Pioneer of natural resources

(PXD) and


Diamondback Energy

(FANG) for low beta, and


Ovintiv

(OVV) and


Antero Resources

(AR) for the riskiest part of the portfolio.

Dow Jones Market Data Group selected the companies that moved the most and the least when oil prices rose or fell 1% over the past year.


Cosmos Energy

(KOS) was among the most volatile stocks, moving an average of 0.8% every time oil prices moved 1% or more. This makes sense: Kosmos has more debt than its market capitalization, which makes it particularly sensitive to changes in oil prices.

Kosmos is risky, but that doesn’t make it a bad bet. According to FactSet, the company’s earnings estimates have risen 26% since Feb. 28, but they could rise further. Consider: Sales estimates are expected to rise about 36% if crude returns to recent highs — and since oil companies have a lot of fixed costs, earnings estimates are expected to outpace that increase. If oil rose to $130, “Kosmos earnings would increase by more than 40%,” says Panmure Gordon analyst Ashley Kelty.
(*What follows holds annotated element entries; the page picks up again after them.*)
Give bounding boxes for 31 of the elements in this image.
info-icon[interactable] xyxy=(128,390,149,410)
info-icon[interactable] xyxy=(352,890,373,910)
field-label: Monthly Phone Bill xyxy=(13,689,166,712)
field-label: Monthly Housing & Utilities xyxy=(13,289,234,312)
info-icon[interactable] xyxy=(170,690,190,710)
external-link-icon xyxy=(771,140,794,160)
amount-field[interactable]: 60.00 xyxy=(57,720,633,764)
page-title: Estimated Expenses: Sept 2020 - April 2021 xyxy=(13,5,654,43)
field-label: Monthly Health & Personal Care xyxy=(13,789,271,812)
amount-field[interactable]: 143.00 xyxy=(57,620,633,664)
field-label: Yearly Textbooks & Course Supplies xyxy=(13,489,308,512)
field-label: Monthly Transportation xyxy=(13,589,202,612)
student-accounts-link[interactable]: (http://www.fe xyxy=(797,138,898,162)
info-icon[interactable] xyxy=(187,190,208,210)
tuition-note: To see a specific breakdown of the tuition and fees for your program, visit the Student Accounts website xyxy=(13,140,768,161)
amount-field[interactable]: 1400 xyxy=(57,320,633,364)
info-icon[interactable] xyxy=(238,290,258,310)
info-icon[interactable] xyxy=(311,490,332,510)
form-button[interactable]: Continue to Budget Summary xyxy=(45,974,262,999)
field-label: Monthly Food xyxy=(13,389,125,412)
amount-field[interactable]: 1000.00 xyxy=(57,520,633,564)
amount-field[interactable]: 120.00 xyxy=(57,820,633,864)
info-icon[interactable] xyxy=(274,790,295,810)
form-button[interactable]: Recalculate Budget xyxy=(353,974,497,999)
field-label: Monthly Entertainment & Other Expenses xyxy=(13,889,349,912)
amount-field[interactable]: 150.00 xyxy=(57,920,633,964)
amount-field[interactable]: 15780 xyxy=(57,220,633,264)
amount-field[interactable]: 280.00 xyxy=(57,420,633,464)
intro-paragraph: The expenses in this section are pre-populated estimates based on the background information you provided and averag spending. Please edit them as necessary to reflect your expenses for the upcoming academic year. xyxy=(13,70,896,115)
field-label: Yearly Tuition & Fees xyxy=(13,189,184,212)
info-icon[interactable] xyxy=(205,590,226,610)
Already, the stock is up 12% from its low point during the recent oil swoon. If oil can recover $130 a barrel, “I would expect more upside,” he says.


Conoco Phillips

(COP) would be a good choice for the low-risk portion of the portfolio. It moves an average of just 0.4% when oil moves 1% or more, thanks in part to a debt burden of less than 10% of its enterprise value. Moreover, its earnings estimates have risen 18% since the end of February. “Many more earnings revisions are likely to come,” said KeyBanc analyst Leo Mariani.

It’s less exciting than Kosmos, but the downside risk is also much lower. If oil falls to pre-Russian invasion levels, ConocoPhillips shares would also fall, he says. This would mean a loss of only 7%, while the level before the Russian invasion of Kosmos is 33% lower than its current price.

Low risk? High risk? We’ll take a portion of each.